Широкий поток, струившийся перед Олвином, назывался просто — Река. Другого имени у него не было, да и к чему бы оно ему… Кое-где Реку пересекали узкие мосты, и она текла по Парку, описывая геометрически правильное замкнутое кольцо, время от времени прерываемое плесами. То обстоятельство, что эта Река с довольно быстрым течением могла впадать в себя самое после каких-то шести миль, никогда не поражало Олвина как нечто необычное. В сущности, если даже где-то в своем течении Река потекла бы вдруг вверх по склону, он и на это не обратил бы никакого внимания. В Диаспаре можно было встретить и куда более диковинные вещи.
С десяток девушек и юношей купались на мелководье одного из плесов, и Олвин остановился поглядеть. Лица большинства из них были ему знакомы, многих он знал и по именам, и на какой-то момент ему захотелось принять участие в их забаве. Но затем тайна, которую он нес в себе, взяла свое, и он удовольствовался ролью наблюдателя.
Развитие тел не позволяло судить, кто из этих молодых граждан вышел из Зала Творения в нынешнем году, а кто жил в Диаспаре уже столь же долго, сколь и Олвин. Хотя все они сильно разнились по росту и весу, с их возрастом это никак не соотносилось, просто — люди рождались уже вот такими, и, хотя больший рост, в общем, означал, что человек этот старше других, это было не слишком-то надежным правилом для определения возраста, если только речь не шла о прожитых столетиях.
О возрасте куда проще было судить по лицу. Некоторых из новорожденных, хотя они и были ростом выше Олвина, отмечала печать незрелости: на их лицах все еще проглядывало восхищенное изумление миром, в котором они обнаружили себя, миром, который в мгновение ока произвел их на свет. Было как-то странно знать, что в их сознании глубоким, непотревоженным сном спала бесконечная череда жизней, воспоминание о которых скоро пробудится. Олвин завидовал им и в то же самое время не был уверен, что тут стоит чему-то завидовать. Самое первое существование каждого было драгоценнейшим даром, которому уже никогда не повториться. Это было восхитительно — наблюдать жизнь впервые, словно бы в свежести рассвета. Если бы только найти других, таких же, как он сам, с кем он мог бы разделить свои мысли и чувства!
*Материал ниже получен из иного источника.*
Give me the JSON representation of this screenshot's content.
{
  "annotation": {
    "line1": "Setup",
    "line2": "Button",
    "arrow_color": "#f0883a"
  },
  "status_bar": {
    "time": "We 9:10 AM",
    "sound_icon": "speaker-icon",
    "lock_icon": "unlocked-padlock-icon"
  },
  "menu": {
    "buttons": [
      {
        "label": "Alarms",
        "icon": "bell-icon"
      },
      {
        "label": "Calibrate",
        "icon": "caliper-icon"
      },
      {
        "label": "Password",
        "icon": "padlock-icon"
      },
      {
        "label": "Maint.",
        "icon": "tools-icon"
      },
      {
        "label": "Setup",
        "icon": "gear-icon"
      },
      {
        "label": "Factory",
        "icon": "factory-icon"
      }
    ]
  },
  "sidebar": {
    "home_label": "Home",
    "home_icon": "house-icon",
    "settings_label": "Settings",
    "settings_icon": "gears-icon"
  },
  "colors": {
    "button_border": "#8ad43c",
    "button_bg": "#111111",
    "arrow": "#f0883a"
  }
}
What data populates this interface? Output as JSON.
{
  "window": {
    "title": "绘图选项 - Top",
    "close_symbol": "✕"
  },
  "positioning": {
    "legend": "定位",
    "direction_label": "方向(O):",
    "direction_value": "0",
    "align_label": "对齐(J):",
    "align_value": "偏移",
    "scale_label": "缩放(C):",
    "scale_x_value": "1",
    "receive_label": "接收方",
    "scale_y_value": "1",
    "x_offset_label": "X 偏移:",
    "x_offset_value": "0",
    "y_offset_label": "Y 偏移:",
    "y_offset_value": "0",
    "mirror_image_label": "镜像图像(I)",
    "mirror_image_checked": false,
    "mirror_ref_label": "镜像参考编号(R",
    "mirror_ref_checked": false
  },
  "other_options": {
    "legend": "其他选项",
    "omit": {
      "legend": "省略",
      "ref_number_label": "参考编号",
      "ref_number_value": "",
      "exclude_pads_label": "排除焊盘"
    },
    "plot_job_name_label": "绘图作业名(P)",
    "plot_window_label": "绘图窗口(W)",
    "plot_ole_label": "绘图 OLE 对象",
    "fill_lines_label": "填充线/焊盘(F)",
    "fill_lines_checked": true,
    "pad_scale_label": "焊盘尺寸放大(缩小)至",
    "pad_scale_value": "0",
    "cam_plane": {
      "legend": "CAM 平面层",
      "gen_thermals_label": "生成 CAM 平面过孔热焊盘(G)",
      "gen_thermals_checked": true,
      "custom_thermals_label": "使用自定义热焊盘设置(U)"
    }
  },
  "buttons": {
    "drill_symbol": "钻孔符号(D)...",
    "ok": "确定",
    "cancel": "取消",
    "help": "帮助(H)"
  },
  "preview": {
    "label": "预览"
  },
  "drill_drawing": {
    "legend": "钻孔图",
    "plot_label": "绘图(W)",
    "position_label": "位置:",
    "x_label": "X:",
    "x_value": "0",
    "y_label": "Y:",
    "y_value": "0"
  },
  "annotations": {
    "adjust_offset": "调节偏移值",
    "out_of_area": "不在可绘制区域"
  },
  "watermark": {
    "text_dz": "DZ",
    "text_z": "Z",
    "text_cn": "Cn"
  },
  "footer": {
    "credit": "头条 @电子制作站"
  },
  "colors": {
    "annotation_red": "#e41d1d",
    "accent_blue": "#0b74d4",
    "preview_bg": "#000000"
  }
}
И тем не менее физический его облик был создан точь-в-точь в тех же формах, что и у этих детей, играющих в воде. За миллиард лет, протекших со времени создания Диаспара, человеческое тело не изменилось, в сущности, ни на йоту, поскольку основы его конструкции были навечно вморожены в Хранилища Памяти города. И все же оно отличалось от своей первоначальной, примитивной формы, пусть даже большая часть отличий была внутреннего характера и увидеть их было нельзя. В ходе долгой своей истории человек не раз перестраивал себя, стремясь избавиться от болезней, средоточием которых когда-то была его плоть.
Такие ненужные принадлежности, как ногти и зубы, исчезли. Волосы сохранились лишь на голове, на теле же от них не осталось и следа. Но больше всего человека Эпохи Рассвета поразило бы, пожалуй, необъяснимое отсутствие пупка. Это дало бы ему обильную пищу для размышлений, и с первого взгляда он был бы немало озадачен проблемой — как отличить мужчину от женщины. Быть может, он был бы даже склонен полагать, что этого различия больше не существует, и это стало бы его серьезной ошибкой. В соответствующих обстоятельствах существование сильного пола сомнений не вызывало. Все дело в том, что отличительные черты пола, когда в них не было необходимости, принимали куда более скромные формы.
Конечно, воспроизведение перестало быть функцией тела, будучи делом слишком серьезным, чтобы его можно было отдать игре случая, в которой те или иные хромосомы выпадали, будто при игре в кости. И все же, хотя зачатие и рождение уже совершенно изгладились из человеческой памяти, физическая любовь продолжала жить. Даже в древности едва ли какая-то сотая часть сексуальной активности человека падала на процессы воспроизведения. Исчезновение этого единственного процента изменило рисунок человеческого общества и значение таких слов, как «отец» и «мать», но влечение сохранилось, хотя теперь удовлетворение его преследовало цель ничуть не более глубокую, нежели любое другое чувственное наслаждение.